Intermediate minerals such as amphibole, biotite appear next.

Light colored minerals, called FELSIC minerals, are the last minerals to crystallize in the magma. These include quartz, muscovite, and K-Feldspar.

Once quartz crystallizes, there is no more magma left, it has all been solidified.

By looking at the relative abundance of dark-colored minerals (mafic) to light-colored minerals (felsic), we can classify the rock’s composition as
Ultramafic (contains green olivine)
Mafic (dark)
Intermediate (salt-and-pepper colored)
Felsic (light)
and we can use the table to figure out what minerals make up each.

IGNEOUS TEXTURES

Igneous rocks can be classified in two categories based on texture regardless of composition;
a) VOLCANIC, or EXTRUSIVE (surface)
b) PLUTONIC, or INTRUSIVE (deep interior)

Texture describes the outward appearance of the rock.
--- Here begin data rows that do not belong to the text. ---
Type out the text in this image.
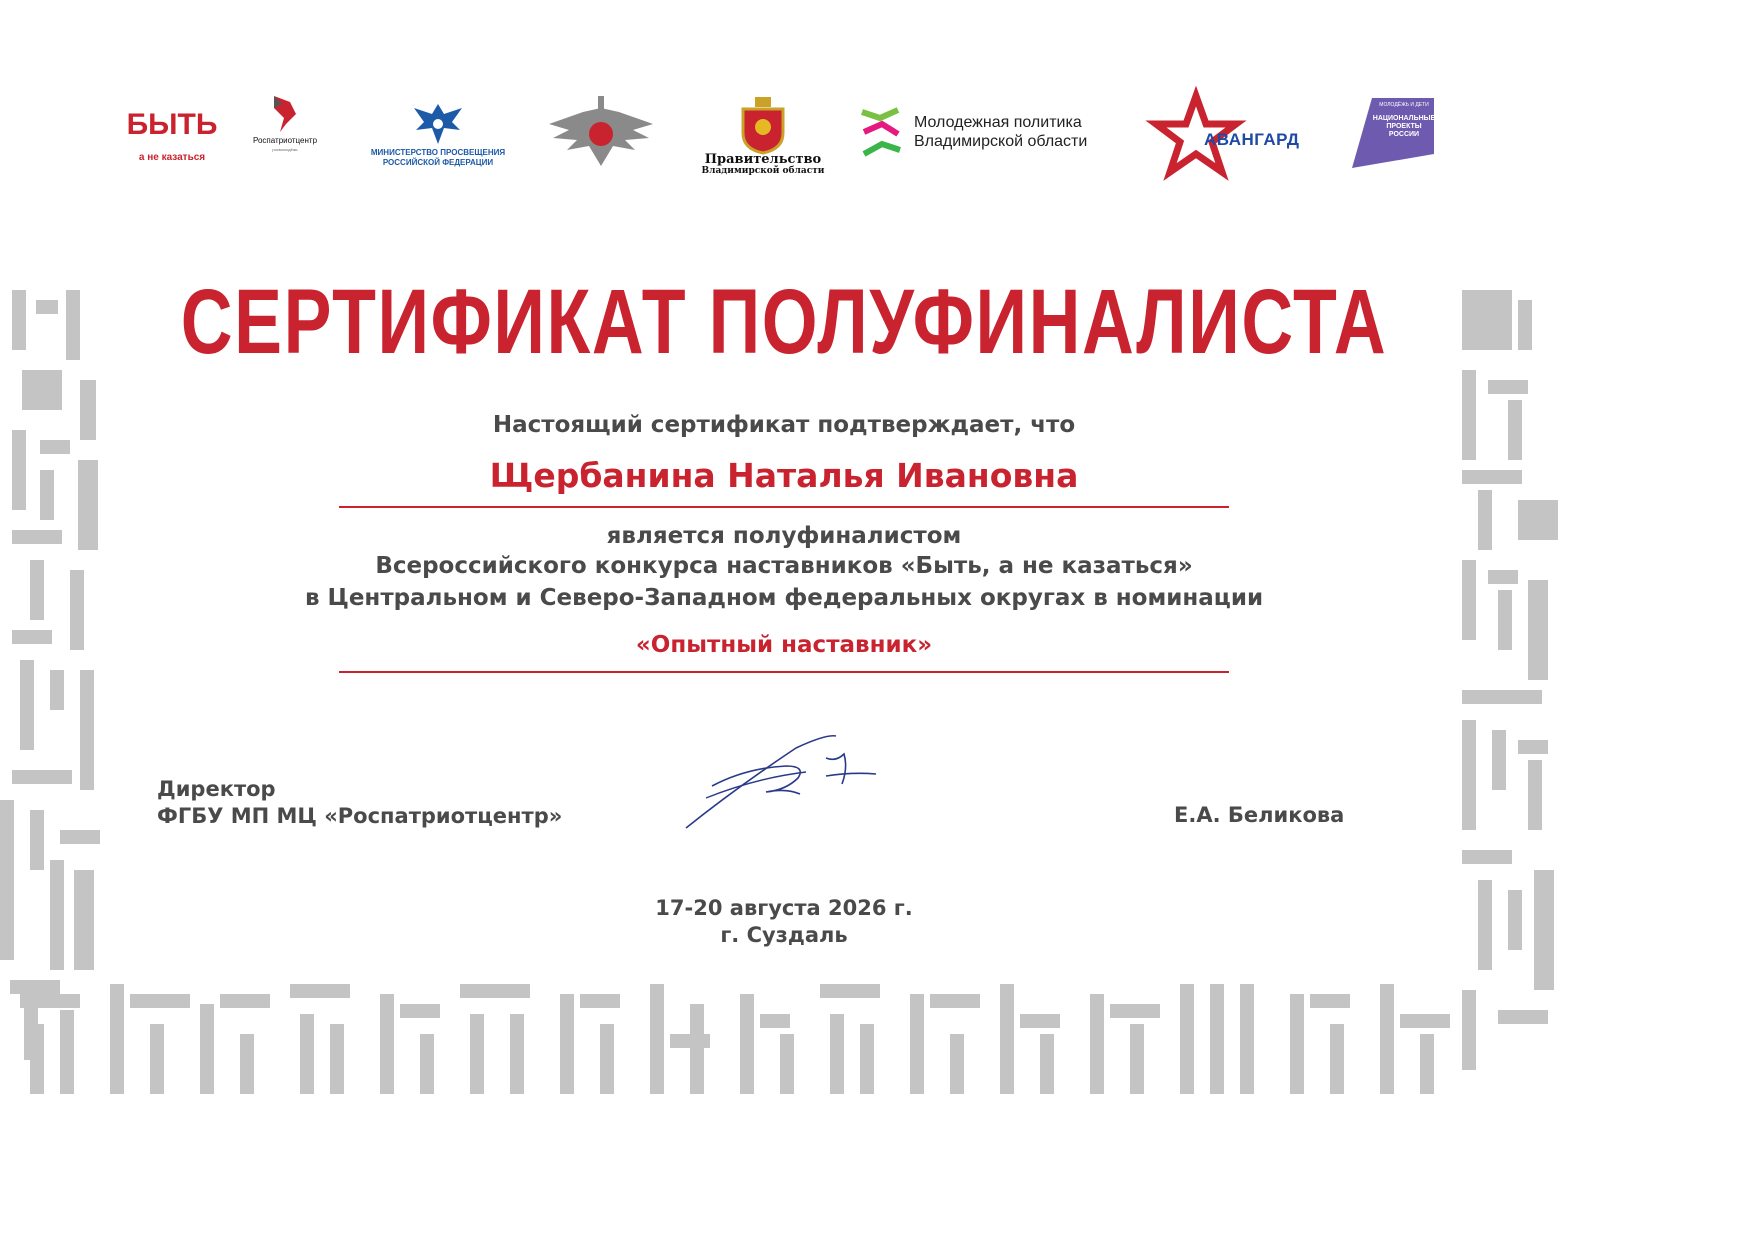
БЫТЬ
а не казаться
Роспатриотцентр
росмолодёжь	МИНИСТЕРСТВО ПРОСВЕЩЕНИЯ
РОССИЙСКОЙ ФЕДЕРАЦИИ	Правительство
Владимирской области
Молодежная политика
Владимирской области	АВАНГАРД
МОЛОДЁЖЬ И ДЕТИ
НАЦИОНАЛЬНЫЕ
ПРОЕКТЫ
РОССИИ
СЕРТИФИКАТ ПОЛУФИНАЛИСТА
Настоящий сертификат подтверждает, что
Щербанина Наталья Ивановна
является полуфиналистом
Всероссийского конкурса наставников «Быть, а не казаться»
в Центральном и Северо-Западном федеральных округах в номинации
«Опытный наставник»
Директор
ФГБУ МП МЦ «Роспатриотцентр»	Е.А. Беликова
17-20 августа 2026 г.
г. Суздаль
The features we want to describe are

a) Crystal Size - the larger the crystals, the slower the rock cooled, and the deeper in the crust it cooled.
A rock with small crystals (too small to see) cooled rapidly at or near the surface.
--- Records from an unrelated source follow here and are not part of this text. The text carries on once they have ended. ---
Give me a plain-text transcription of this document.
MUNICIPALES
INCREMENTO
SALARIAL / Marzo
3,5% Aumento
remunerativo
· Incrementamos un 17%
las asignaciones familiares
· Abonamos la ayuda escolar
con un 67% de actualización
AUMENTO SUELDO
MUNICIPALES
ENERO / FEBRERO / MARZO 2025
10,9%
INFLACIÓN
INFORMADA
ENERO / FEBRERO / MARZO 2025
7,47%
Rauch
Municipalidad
To describe crystal size we use a few terms,

Phaneritic - rocks in which the crystals are easy to see with the naked eye

Aphanitic - rocks i which the crystals are NOT easy to see with the naked eye, or one in which ` you cannot see individual crystals

Porphyritic - a rock which has cooled more than once in its lifetime may have two different sets of crystals each a different size. A rock with some large crystals and many small crystals would deserve this term. The term is used as an adjective, i.e. “porphyritic rhyolite”. The large crystals are called PHENOCRYSTS.



Pegmatitic - texture with unusually large crystals which form very slowly

Glassy - texture formed when magma cools near instantaneously, and no crystals have time to form.

Scoriaceous - texture formed when volatile gas bubbles up through the cooling rock and causes vesicles, or bubble hols, to form on the rock’s surface. typically dark in color.

Pumiceous - rock is light in weight due to small gas cavities throughout the rock. typically light in color. Pumice floats on water.